S. E. levantó la mano y la dejó caer sobre la cara de su esposa. Llevaba varios minutos conteniéndose y no pudo más. Algo dentro, como un dragón, le había robado la paz.

Unos días atrás habían asistido juntos a una conferencia sobre violencia de género. No pensó, en ningún momento, que él formaba parte de este conflicto. Ella se lo había pedido, y sin mucho interés le acompañó y escuchó los diferentes casos que los conferenciantes fueron exponiendo. No le parecieron nada acertadas algunas medidas; asimismo, le resultaron muy exageradas las explicaciones sobre las ramificaciones que este asunto estaba provocando en la sociedad actual. Para ser sincero, le parecieron exageraciones sostenidas por algunas partes interesadas.

No opinó ni le contó a ella lo que pensaba. Seguro que si lo hubiera hecho, alguien habría pensado que él era un maltratador. Y ahora, en menos de quince días, acababa de convertirse en uno de ellos.

Miró su mano e intentó guardarla inútilmente. Delante su compañera de toda la vida le miraba aterrorizada. Habían ido al mismo colegio, jugado en el mismo barrio, compartido amigos y caminado por los mismos rincones. Llevaban más de 15 años juntos. Con ciertos altibajos y algunas discusiones nada gratificantes en los últimos meses. Pero aquella salvajada no había acontecido antes.

La tela entretejida en aquello años se rasgó, y la materia que la componía y conformaba se desvaneció entre sus dedos, al igual que la mejilla sonrosada de su mujer. La textura vital de su convivencia estaba recibiendo uno de los golpes más intensos, y la sacudida aún le agitaba interiormente.

Quiso correr, sabía que ella iba a explotar en unos segundos, y que el mundo de las palabras acabaría con los últimos hilos que soportaban la situación. Las reflexiones terminarían enfrentándose a la realidad, y tembló. Una suave corriente había pasado por su espalda, y decidió cerrar los ojos, taponar sus oídos, apretar sus manos. No quería afrontar la situación. Ahora no. Sabía que aquello había sucedido por el mundo enquistado en el que vivían.

Hacía tiempo que ella le pidió que acudieran a un asesor matrimonial. Un experto que le ayudara a ir más allá de sí mismo.

Ella se lo repetía una y otra vez. No era posible que toda la culpa la tuviera ella, que nunca hubiera momentos para hablar, para enfrentarse a las cuestiones de los niños, de la vida, de las cosas más cotidianas. Él se encerraba en sí mismo, y no había forma de horadar su silencio. No quería crecer ni abrirse a la conciencia de sus actos. Su razón era indiscutible. Los cambios o cualquier forma de introspección estaban vetados.

Había puesto todos los filtros posibles para no asumir como suyas las circunstancias adversas que vivían en pareja. No le interesaba la compenetración que ella le sugería al principio, y que le exigía desde hacía tiempo.

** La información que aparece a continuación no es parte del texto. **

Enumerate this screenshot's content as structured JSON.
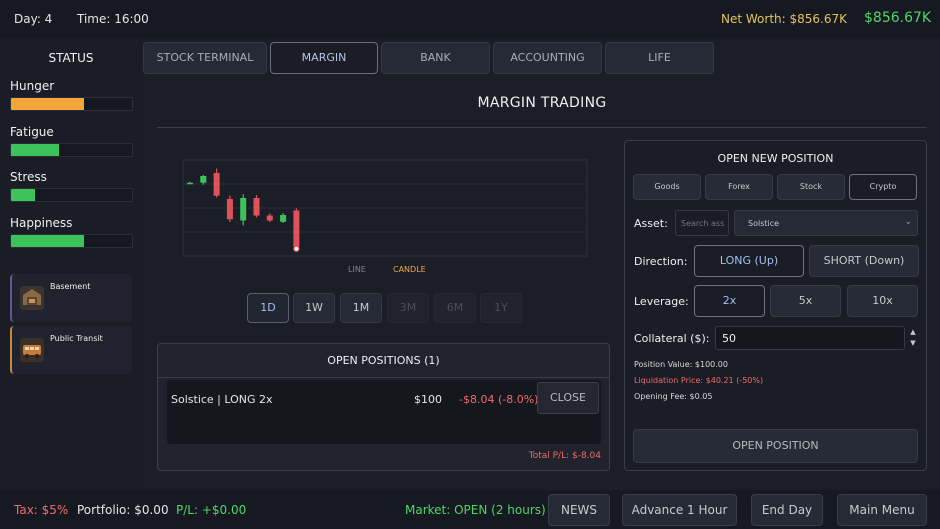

Volvió a la realidad cuando le escuchó: «Siento haberte estresado hasta este punto. Es el momento de que tomemos medidas. Hoy no eres un maltratador, pero si seguimos así es probable que acabe teniéndote miedo, y que forcemos lo que ninguno de los dos desea.  Son muchos años juntos. Los podemos tirar por la borda o acometer un cambio profundo. Acepto mi parte en todo este embrollo de hoy; sin embargo, lo que a ti te compete debes revisarlo para decirme si quieres enfrentarte a ello de una forma madura y responsable».

Se abrazó a ella llorando y le besó la cara como un loco. Le prometió miles de cosas que sabía que todas no podría cumplir. Lo que sí estaba dispuesto a hacer era revisar su falta de compromiso con su desarrollo personal. De nada le servía el éxito profesional que llevaba viviendo los últimos años. Su vida familiar hacía aguas y el barco se hundía.